Лана сухо кивнула. Слов у неё не нашлось. Предполагаемая абортница привстала и начала собираться. Накинула на сорочку хлопковый халат на пуговицах, достала из сумки кружку и тоже вышла в коридор. Облонская и Ковалёва остались в палате один на один.

− Видать, много сегодня абортов сделали, раз её к вам положили.

− А ты как догадалась? – Вика округлила глаза. Лана могла поклясться, что увидела в них проблеск уважения.

− Если б ты с моё тут полежала, тоже бы знала. Их всегда кладут на кушетки. Для абортниц отведены первая и вторая палаты.
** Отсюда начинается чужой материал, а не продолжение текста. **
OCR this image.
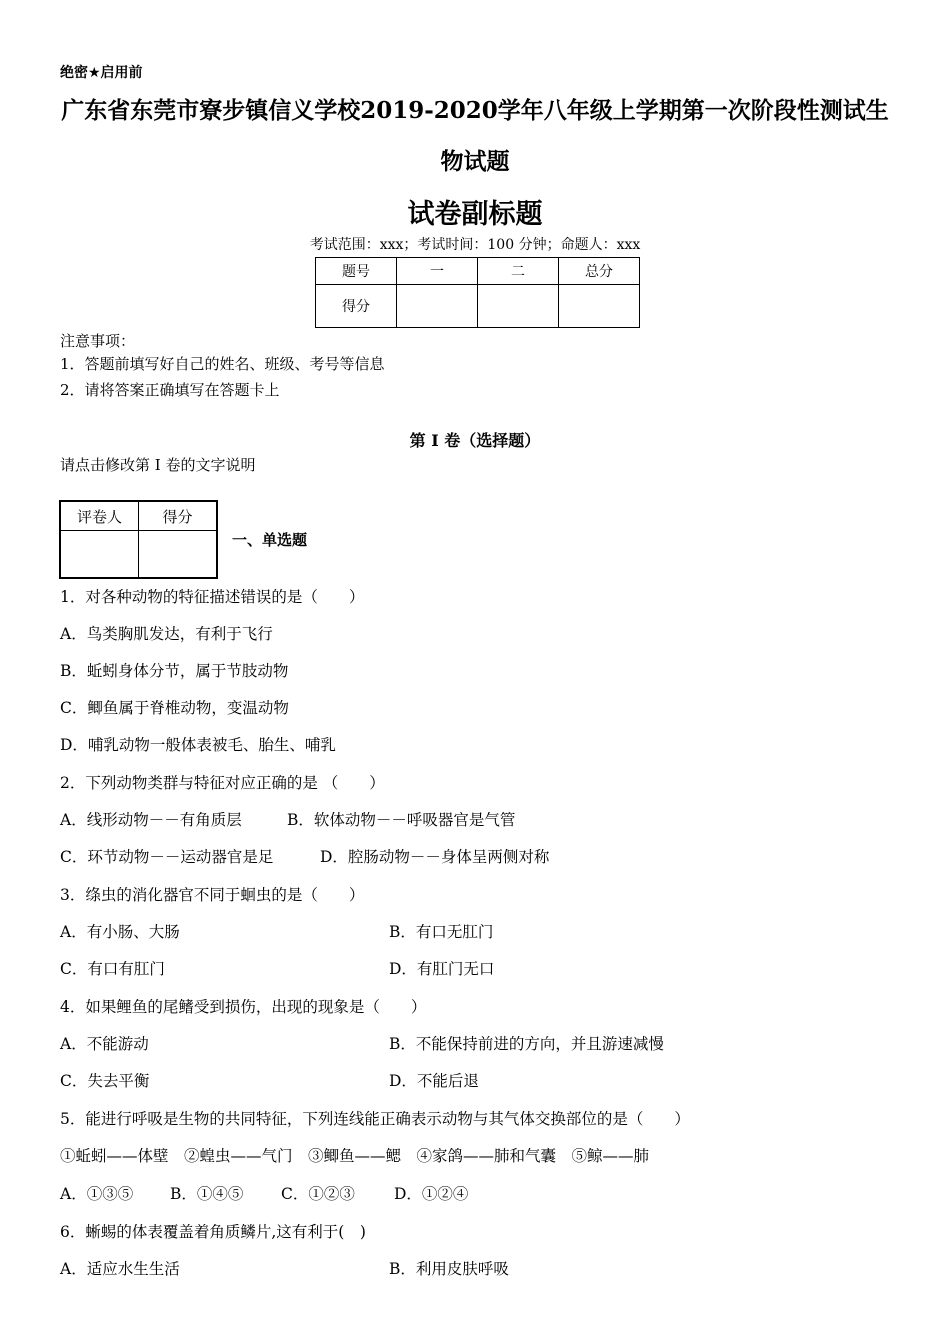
绝密★启用前
广东省东莞市寮步镇信义学校2019-2020学年八年级上学期第一次阶段性测试生
物试题
试卷副标题
考试范围：xxx；考试时间：100 分钟；命题人：xxx
题号	一	二	总分
得分			
注意事项：
1．答题前填写好自己的姓名、班级、考号等信息
2．请将答案正确填写在答题卡上
第 I 卷（选择题）
请点击修改第 I 卷的文字说明
评卷人	得分

一、单选题
1．对各种动物的特征描述错误的是（　　）
A．鸟类胸肌发达，有利于飞行
B．蚯蚓身体分节，属于节肢动物
C．鲫鱼属于脊椎动物，变温动物
D．哺乳动物一般体表被毛、胎生、哺乳
2．下列动物类群与特征对应正确的是 （　　）
A．线形动物－－有角质层	B．软体动物－－呼吸器官是气管
C．环节动物－－运动器官是足	D．腔肠动物－－身体呈两侧对称
3．绦虫的消化器官不同于蛔虫的是（　　）
A．有小肠、大肠	B．有口无肛门
C．有口有肛门	D．有肛门无口
4．如果鲤鱼的尾鳍受到损伤，出现的现象是（　　）
A．不能游动	B．不能保持前进的方向，并且游速减慢
C．失去平衡	D．不能后退
5．能进行呼吸是生物的共同特征，下列连线能正确表示动物与其气体交换部位的是（　　）
①蚯蚓——体壁　②蝗虫——气门　③鲫鱼——鳃　④家鸽——肺和气囊　⑤鲸——肺
A．①③⑤ B．①④⑤ C．①②③	D．①②④
6．蜥蜴的体表覆盖着角质鳞片,这有利于(　)
A．适应水生生活	B．利用皮肤呼吸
В каждой по пять коек, но иногда этих коек не хватает. И тогда тех, кто не влез, везут дальше. В третью, четвёртую и пятую.

− Аня из-за этого и рыдает.

И это Лана тоже понимала. Сама была на месте этой Ани. Не раз. И рыдала ещё громче. Пока ты даже дышать глубоко боишься, чтобы ребёнок ненароком не выпал, другая выскабливает своего кюреткой. Живого и здорового. Говорят, дети на таких сроках уже все чувствуют. Зажимаются. А врач всё равно их убирает и в таз бросает. Как испорченный кусок мяса.

− Потому что ей тяжело. И вдвойне тяжело смотреть на ту, которая ребёнка сама убрала.

− У всех свои обстоятельства. Каждый выживает, как может. Я вот не осуждаю. – Лицо у Вики вспыхнуло, она почему-то разозлилась и опять накрыла живот руками, словно чего-то боялась, словно Лана стояла над ней с ножом и собиралась этот живот разрезать.

− Если бы у тебя ребёнок умер, ты бы сейчас так не рассуждала. – Лана с вызовом посмотрела сопернице в глаза, но та не стушевалась ни на грамм. Видимо, пристыдить её было невозможно. – Но я её тоже осуждаю. Сейчас не осуждаю. Раньше, осуждала. И сильно. Но ты права: у всех свои обстоятельства. И всё же, так, как делают в этой больнице, делать нельзя. Нельзя абортниц к тем, кто после выкидыша, подселять. Жестоко это слишком. И по психике сильно бьёт.

Несколько секунд обе женщины молчали. Первой вновь заговорила Лана:

− Не думай, что я такая добренькая, раз тебя с лестницы не спустила и волосы на голове не выдрала. Я тебе своего мужа не отдам. Заруби себе это на носу и прекрати ему писать и названивать. Ты Влада не получишь.

Вика издала короткий смешок. Лане он напомнил тявканье маленькой собачонки. Вроде шпица или таксы.

− Каждая мать пытается защитить своего ребёнка. Так, как может. И я тоже хочу защитить своего. Раз уж ты знаешь, что я из детдома, я тебе скажу. Мой ребёнок будет жить лучше моего, я для этого в лепёшку расшибусь. Всё сделаю. А вообще Влад не вещь. Его нельзя отдать. Он сам решит, с кем ему быть. Через год или два я смогу родить ещё. А ты?

Лана сглотнула, руки у неё задрожали. Чтобы скрыть дрожь, она зажала ладони между коленями.

− Наслаждайся своим положением до родов, потому что, как только будет готов анализ, ты лишишься всего и разом.

− Или всего лишишься ты. Влад видел ребёнка. Через аппарат УЗИ. И ребёнок бил его ножкой через мой живот. Он очень сильный. Сильный и здоровый. У меня весь живот в синяках, хочешь покажу?

И Вика схватилась за халат, словно действительно собиралась его распахнуть. Лана встала и, повернувшись спиной, потопала к дверям. Пакет с едой она принципиально забирать не стала. Выбросит так выбросит.

− Когда меня выпишут, мне будет нужна помощница по хозяйству. Я с таким животом не могу уборкой заниматься, а пылью нам с малышом дышать нельзя. Так что озаботься этим, пожалуйста.